Likewise, Clemens had to be blown up beyond recognition in the name of recognition. That's why his traveling posse, which swelled to more than 60 at times, absolutely had to be there to witness the occasion.

Clemens even admitted that worrying about all the arrivals and departures was a nuisance at best, a distraction at worst. Everyone had to be there, though, because that makes for so much better TV than a guy running around hugging a bunch of other guys he knows only as teammates.

Sure, there was sacrifice involved, but don't forget this pursuit included a man's employment being burned at the stake. Juan Acevedo became part of New York sports lore, right there with Trey Junkin, the deep-snapper who deep-sixed the Giants in January.

Like Junkin, Acevedo also threw a pitch that will be remembered for all the wrong reasons.

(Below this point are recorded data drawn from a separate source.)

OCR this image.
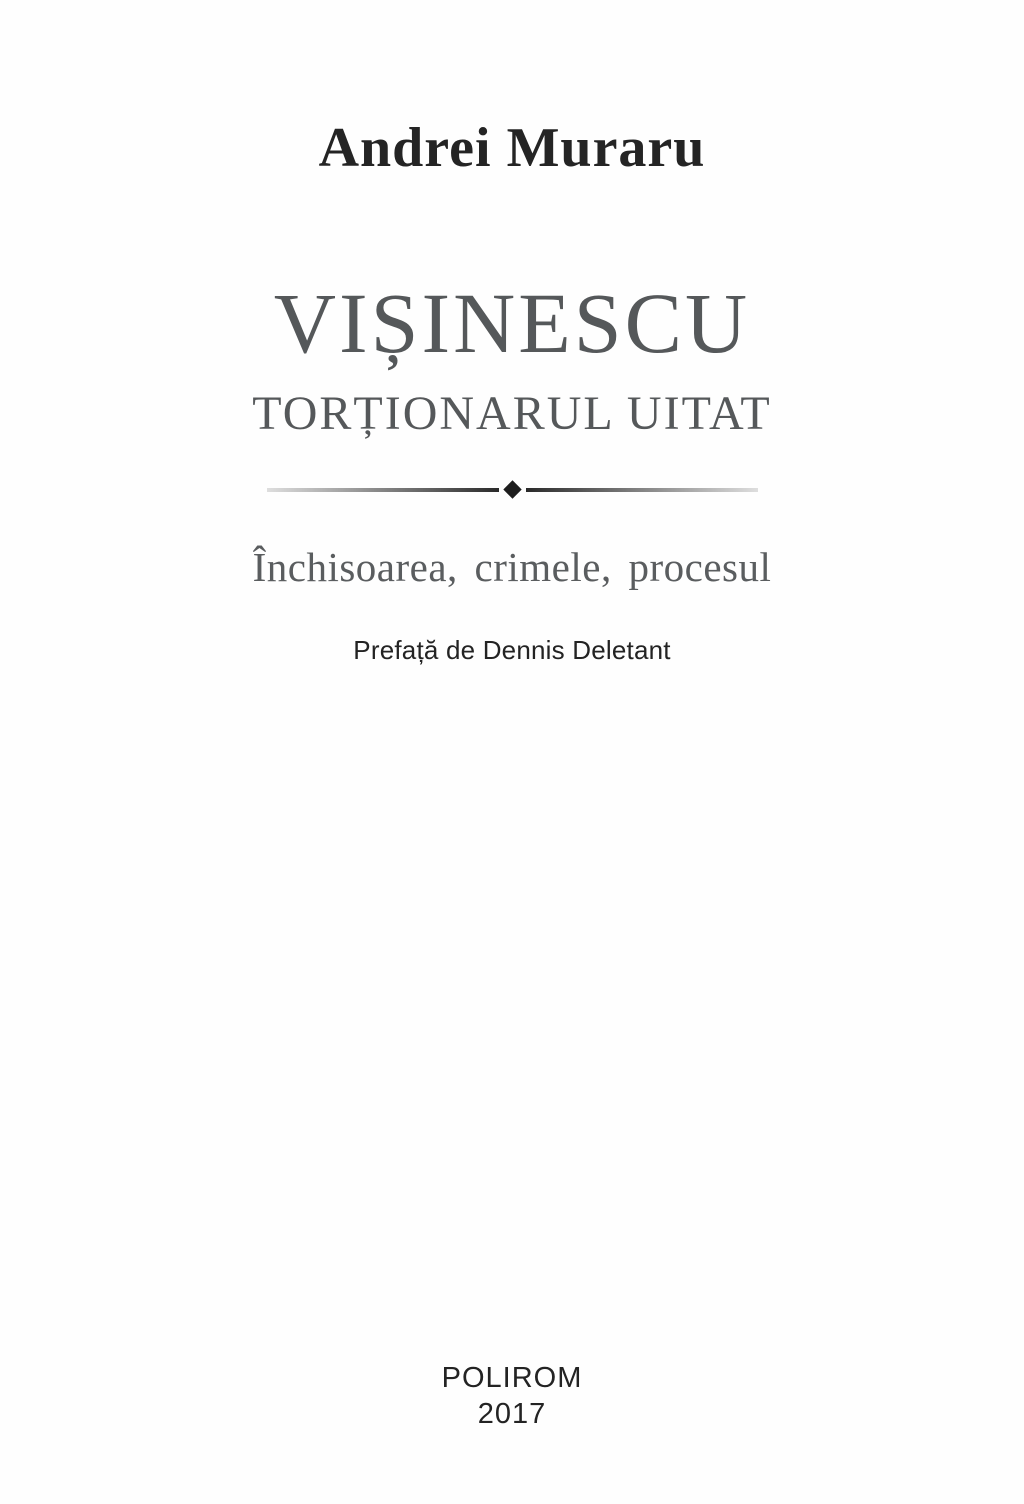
Andrei Muraru
VIȘINESCU
TORȚIONARUL UITAT
Închisoarea, crimele, procesul
Prefață de Dennis Deletant
POLIROM
2017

In order to resume his career, the reliever only was required to flee the country, signing with Toronto's Blue Jays.

Hey, that's just how it is, OK? These moments must be doctored to make them more viewer-friendly. That explains why athletes keep dragging their kids into news conferences and posing with them like a ventriloquist does with his dummy.

That's also the reason David Robinson's parents received more air time in the final game of the NBA season than David Robinson did.

This is all about theater and theatrics, and if some of the moments feel a little contrived, well, what good's a theater if it lacks actors? If the details are left to chance, the highlight packages could severely suffer, and we can't have that.

So we'll continue to make too much of our sports stories, continue to manufacture destiny, continue to frame every instant just right. That's the least we can do in these times of pathetic television ratings, when the interest in the games is fading and there's no way fate can be counted on to fix things.

If our most popular TV shows have taught us anything recently, it's that reality is even better when slightly scripted.